Originally published Thursday, June 15, 2017 at 05:56a.m.
Concerning the removal of certain Confederate memorials around the countryside, I feel some should remain and some should be removed. The monuments, both blue and gray, represent a bad time in American history. For most of us, it is unimaginable to think of human beings in slavery. Because the South believed in this type of life, the North began to squeeze them economically and this was done with the blessings of the federal government. When 13 southern states pulled out of the Union, that's when the war started.
None of us or our fathers or our grandfathers were associated with the Civil War as soldiers or slaves, so why do some continue to beat the drum? Yes, the war should be remembered. There were lessons to be learned. By keeping some monuments, they will be a reminder that inhumanity toward others should never happen again.
Displaying the Confederate flag at any government building is a different matter.
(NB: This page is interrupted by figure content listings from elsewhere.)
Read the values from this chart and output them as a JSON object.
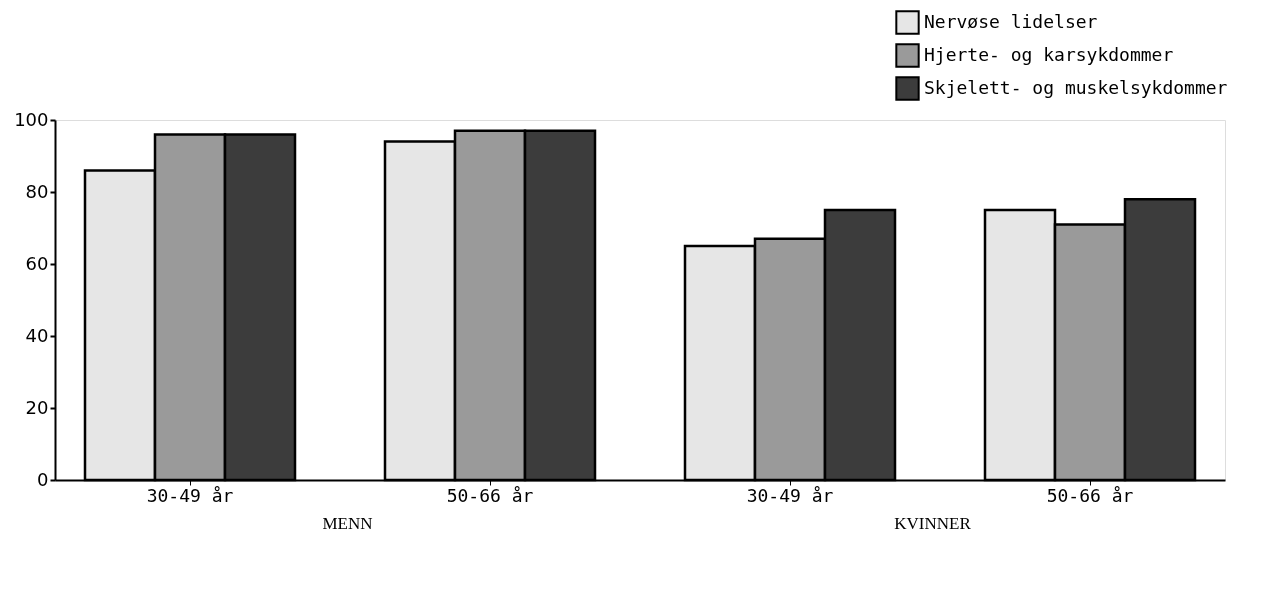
{
  "chart_data": {
    "type": "bar",
    "categories": [
      "30-49 år",
      "50-66 år",
      "30-49 år",
      "50-66 år"
    ],
    "series": [
      {
        "name": "Nervøse lidelser",
        "color": "#e6e6e6",
        "values": [
          86,
          94,
          65,
          75
        ]
      },
      {
        "name": "Hjerte- og karsykdommer",
        "color": "#9a9a9a",
        "values": [
          96,
          97,
          67,
          71
        ]
      },
      {
        "name": "Skjelett- og muskelsykdommer",
        "color": "#3c3c3c",
        "values": [
          96,
          97,
          75,
          78
        ]
      }
    ],
    "ylim": [
      0,
      100
    ],
    "yticks": [
      0,
      20,
      40,
      60,
      80,
      100
    ],
    "grid": false,
    "legend": "top right",
    "annotations": [
      "MENN",
      "KVINNER"
    ]
  }
}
Our government is the United States, not the Confederate States. Who won the war anyway? When World War II was finally won, did Americans hoist the Nazi flag up the flag pole? Of course not!
When driving though town, I will occasionally see the Confederate flag displayed in the back window of a car or truck. When asked, they will give the excuse of "Southern pride.” Through the years, the Confederate flag of 1865, which is the most popular one of the three that were designed and made, is now known for slavery and racism, nothing else. It was once the flag of the Confederate States of America, but in modern times it has evolved into a loser symbol.